Figure 1. Flow diagram of fault signature enhancement based on angle-frequency domain synchronous averaging
To demonstrate the effectiveness of this technique, a case study is carried out on a gearbox with five different pinion health conditions as shown in Figure 2.
Figure 2. Five pinions with different health conditions.
Figure 3. Enhanced spectrograms under (a) missing tooth, (b) root crack, and (c) spalling conditions from angle-frequency domain synchronous averaging.
The enhanced results obtained through angle-frequency domain synchronous averaging, shown in Fig 3, are then analyzed by using feature extraction algorithms to identify the most distinct features for fault classification and identification.
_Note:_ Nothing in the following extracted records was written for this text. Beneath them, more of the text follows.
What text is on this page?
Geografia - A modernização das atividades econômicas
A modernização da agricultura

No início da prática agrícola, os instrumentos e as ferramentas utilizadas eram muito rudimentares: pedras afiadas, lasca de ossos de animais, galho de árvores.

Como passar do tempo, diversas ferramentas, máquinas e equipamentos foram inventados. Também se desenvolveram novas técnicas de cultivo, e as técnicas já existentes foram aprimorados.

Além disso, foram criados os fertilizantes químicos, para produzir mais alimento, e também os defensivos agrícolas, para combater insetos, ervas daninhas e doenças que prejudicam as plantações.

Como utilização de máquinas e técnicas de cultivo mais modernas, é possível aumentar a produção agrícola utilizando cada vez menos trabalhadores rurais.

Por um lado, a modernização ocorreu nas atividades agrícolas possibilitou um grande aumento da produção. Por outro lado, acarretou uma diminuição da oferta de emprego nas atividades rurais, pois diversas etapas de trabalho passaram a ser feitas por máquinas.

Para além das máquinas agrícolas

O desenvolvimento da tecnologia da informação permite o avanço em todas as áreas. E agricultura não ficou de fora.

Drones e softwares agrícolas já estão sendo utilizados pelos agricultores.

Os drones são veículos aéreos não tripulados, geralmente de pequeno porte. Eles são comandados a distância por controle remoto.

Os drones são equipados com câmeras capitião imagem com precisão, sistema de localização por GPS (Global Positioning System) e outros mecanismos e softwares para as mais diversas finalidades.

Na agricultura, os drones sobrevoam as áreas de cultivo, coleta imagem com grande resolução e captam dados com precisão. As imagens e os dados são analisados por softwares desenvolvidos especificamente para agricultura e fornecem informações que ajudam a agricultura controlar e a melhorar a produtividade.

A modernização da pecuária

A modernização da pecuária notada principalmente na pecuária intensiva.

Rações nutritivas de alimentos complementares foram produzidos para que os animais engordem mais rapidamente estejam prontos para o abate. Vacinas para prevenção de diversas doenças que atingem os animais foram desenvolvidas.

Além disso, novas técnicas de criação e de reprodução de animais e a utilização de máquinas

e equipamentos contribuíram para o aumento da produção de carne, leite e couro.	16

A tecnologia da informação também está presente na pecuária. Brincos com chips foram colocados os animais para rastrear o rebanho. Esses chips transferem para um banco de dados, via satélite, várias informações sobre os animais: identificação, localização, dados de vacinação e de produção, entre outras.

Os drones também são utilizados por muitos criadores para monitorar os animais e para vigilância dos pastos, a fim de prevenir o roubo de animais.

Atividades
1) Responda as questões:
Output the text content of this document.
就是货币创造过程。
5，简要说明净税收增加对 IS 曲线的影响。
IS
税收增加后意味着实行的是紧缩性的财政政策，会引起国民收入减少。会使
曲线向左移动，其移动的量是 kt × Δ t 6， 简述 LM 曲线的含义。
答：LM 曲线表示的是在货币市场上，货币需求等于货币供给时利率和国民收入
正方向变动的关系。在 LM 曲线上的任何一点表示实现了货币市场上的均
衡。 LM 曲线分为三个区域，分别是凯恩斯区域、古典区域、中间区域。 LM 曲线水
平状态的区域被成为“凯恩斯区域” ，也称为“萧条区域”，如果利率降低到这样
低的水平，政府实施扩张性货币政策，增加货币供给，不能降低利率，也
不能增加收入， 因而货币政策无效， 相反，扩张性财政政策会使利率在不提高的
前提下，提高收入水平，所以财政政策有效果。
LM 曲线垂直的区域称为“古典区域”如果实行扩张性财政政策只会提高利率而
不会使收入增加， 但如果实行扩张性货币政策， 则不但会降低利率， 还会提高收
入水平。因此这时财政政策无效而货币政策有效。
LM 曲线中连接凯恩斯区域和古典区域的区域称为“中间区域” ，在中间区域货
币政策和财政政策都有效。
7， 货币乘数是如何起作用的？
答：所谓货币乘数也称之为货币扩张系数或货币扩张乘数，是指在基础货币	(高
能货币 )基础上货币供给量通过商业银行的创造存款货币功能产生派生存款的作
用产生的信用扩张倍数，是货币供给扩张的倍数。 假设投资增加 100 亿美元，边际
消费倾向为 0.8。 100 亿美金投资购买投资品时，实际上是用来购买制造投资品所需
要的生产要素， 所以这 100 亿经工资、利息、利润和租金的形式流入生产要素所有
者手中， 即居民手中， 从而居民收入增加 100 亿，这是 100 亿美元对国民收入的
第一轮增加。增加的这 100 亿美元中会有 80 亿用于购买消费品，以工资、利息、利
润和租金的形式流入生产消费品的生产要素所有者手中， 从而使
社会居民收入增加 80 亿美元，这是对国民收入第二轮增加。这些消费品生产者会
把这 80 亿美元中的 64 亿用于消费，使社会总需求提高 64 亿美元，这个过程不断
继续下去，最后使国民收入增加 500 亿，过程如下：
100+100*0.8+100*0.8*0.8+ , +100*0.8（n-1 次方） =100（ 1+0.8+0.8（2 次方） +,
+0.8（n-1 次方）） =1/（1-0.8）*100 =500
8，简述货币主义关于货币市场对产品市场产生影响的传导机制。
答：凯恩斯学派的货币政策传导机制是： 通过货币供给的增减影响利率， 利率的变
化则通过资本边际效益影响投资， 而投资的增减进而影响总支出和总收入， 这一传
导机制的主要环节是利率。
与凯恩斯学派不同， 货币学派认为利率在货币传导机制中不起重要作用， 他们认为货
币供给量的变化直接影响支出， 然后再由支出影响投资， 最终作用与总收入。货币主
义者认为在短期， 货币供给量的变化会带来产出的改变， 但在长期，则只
Specifically, Kernel Principal Component Analysis (KPCA) targeting at nonlinearity, Multilinear Principal Component Analysis (MPCA) targeting at high dimensionality, and Locally Linear Embedding (LLE) targeting at local similarity among the enhanced data are employed and compared to yield insights. Numerical and experimental investigations are performed, and the results reveal the effectiveness of angle-frequency domain synchronous averaging in enabling feature extraction and classification. The results are plotted in Figure 4.
Figure 4. Experimental feature extraction results in a 2D reduced metrics spaces from (a) KPCA with Gaussian Kernel, (b) MPCA, and (c) LLE.
This case study illustrates that angle-frequency domain synchronous averaging can significantly enhance the fault-related features. The combination of feature enhancement with the feature identification algorithms can yield effective fault detection and identification.